(A2-9) Normative Crisis and Religious Affiliation in Italy in the 1960s and 1970s
In the 1950s, a debate arose about the contradiction (the so-called “anomaly”) between the constitutional principle of the freedom of faith and conscience (Section 8) and the continuous privileging of the Catholic Church by way of inclusion of the 1929 Lateran Pacts into the Italian republican constitution (Section 7). Based on the analysis of this dispute, project A13 “Political Modernity and the Catholic Church in Italy’s ‘First Republic’: The Political and Cultural Controversy about the Amendment of the Concordat” focuses on the historical investigation of the reform debate about the amendment of the concordat between the Italian state and the Vatican from 1948 to 1984.

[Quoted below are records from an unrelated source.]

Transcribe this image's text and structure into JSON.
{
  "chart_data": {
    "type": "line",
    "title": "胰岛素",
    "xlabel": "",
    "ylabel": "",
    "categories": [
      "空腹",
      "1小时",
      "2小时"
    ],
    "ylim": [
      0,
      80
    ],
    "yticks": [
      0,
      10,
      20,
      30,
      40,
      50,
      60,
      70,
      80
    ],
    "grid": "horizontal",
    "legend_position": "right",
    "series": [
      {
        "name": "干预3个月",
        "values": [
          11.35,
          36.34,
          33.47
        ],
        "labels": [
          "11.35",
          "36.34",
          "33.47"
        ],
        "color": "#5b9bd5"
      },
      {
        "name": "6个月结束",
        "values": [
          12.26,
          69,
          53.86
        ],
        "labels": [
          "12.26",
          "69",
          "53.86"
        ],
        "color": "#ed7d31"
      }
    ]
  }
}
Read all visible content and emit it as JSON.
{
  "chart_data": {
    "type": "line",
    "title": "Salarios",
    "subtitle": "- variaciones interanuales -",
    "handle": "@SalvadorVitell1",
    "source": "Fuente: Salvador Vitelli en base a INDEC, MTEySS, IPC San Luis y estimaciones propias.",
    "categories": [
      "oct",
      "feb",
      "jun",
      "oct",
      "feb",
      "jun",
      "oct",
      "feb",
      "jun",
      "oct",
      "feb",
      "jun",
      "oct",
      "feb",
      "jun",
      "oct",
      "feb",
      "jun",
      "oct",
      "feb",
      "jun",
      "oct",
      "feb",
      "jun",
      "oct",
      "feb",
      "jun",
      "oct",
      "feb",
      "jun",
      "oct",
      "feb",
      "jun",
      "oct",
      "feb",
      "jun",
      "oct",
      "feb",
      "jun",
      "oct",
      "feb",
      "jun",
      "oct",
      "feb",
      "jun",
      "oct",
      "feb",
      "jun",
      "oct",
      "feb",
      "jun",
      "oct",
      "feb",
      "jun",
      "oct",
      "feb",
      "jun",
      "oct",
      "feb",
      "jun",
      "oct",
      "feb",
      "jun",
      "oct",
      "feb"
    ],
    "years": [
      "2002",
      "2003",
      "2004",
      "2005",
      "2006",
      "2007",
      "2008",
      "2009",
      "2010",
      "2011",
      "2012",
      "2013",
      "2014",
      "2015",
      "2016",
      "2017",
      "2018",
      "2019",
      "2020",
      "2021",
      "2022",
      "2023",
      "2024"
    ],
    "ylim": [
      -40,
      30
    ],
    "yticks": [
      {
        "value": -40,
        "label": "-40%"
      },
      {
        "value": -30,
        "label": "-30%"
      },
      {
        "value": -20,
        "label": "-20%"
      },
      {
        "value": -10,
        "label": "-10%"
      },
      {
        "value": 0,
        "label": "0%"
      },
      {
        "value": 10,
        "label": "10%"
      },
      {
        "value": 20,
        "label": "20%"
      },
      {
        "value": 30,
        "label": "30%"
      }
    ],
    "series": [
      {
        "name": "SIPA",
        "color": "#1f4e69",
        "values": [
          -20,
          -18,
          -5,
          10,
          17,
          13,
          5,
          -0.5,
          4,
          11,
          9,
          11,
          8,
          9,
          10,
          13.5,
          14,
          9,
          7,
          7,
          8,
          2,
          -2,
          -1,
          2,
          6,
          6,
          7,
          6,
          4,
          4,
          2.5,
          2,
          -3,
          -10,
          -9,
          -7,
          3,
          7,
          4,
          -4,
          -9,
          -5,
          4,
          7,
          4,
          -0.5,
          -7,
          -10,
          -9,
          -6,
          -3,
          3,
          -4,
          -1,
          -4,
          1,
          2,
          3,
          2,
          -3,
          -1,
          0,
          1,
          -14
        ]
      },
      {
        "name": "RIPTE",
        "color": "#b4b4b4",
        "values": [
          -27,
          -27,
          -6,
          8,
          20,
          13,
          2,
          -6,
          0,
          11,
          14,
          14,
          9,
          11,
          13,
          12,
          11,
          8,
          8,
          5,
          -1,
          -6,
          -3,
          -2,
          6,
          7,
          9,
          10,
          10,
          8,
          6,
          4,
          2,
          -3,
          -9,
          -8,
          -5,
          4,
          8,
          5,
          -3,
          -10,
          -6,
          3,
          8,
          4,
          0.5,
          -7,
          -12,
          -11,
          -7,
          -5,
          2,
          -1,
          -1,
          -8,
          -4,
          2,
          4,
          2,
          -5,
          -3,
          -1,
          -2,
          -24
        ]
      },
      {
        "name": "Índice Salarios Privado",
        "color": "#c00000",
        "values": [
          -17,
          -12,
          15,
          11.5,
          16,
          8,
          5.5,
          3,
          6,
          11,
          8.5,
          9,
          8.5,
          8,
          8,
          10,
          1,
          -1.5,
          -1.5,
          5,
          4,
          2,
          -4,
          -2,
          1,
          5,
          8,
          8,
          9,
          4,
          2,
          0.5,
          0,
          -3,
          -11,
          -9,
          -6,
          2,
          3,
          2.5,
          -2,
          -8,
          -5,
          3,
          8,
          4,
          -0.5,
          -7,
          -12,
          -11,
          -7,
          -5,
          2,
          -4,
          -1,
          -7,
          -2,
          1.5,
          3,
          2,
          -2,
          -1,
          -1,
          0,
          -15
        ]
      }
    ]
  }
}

The project’s starting point is the awareness that most of the (historical) studies in the scholarly reception of and accounting for the forty-year reform process focused primarily on the institutional dimension of challenging the concordat and respectively on the parliamentary and diplomatic history of the amendment. Project A2-9 will therefore take a closer look at the meso level of society. In addition to the institutional political actors, autonomous (including Catholic) groups that take a critical attitude towards the parties and the church hierarchies will also be analysed as the protagonists of the debate were not only the activists of the Partito Radicale, the communists, the socialists and anti-clericals, but also large sections of the catholic democratic public (ACLI, CISL, FUCI and the “groups of dissent”). Their different and alternative interpretations of the system of enforcing the Catholic Church’s normative requirements, which existed until 1984, as well as their critical attitude towards the state’s independence from the Vatican will be analysed in the project.
The Project is part of interconnecting platform E Differentiation and De-Differentiation and coordinated project group Social forms of religion in ‘second modernity’.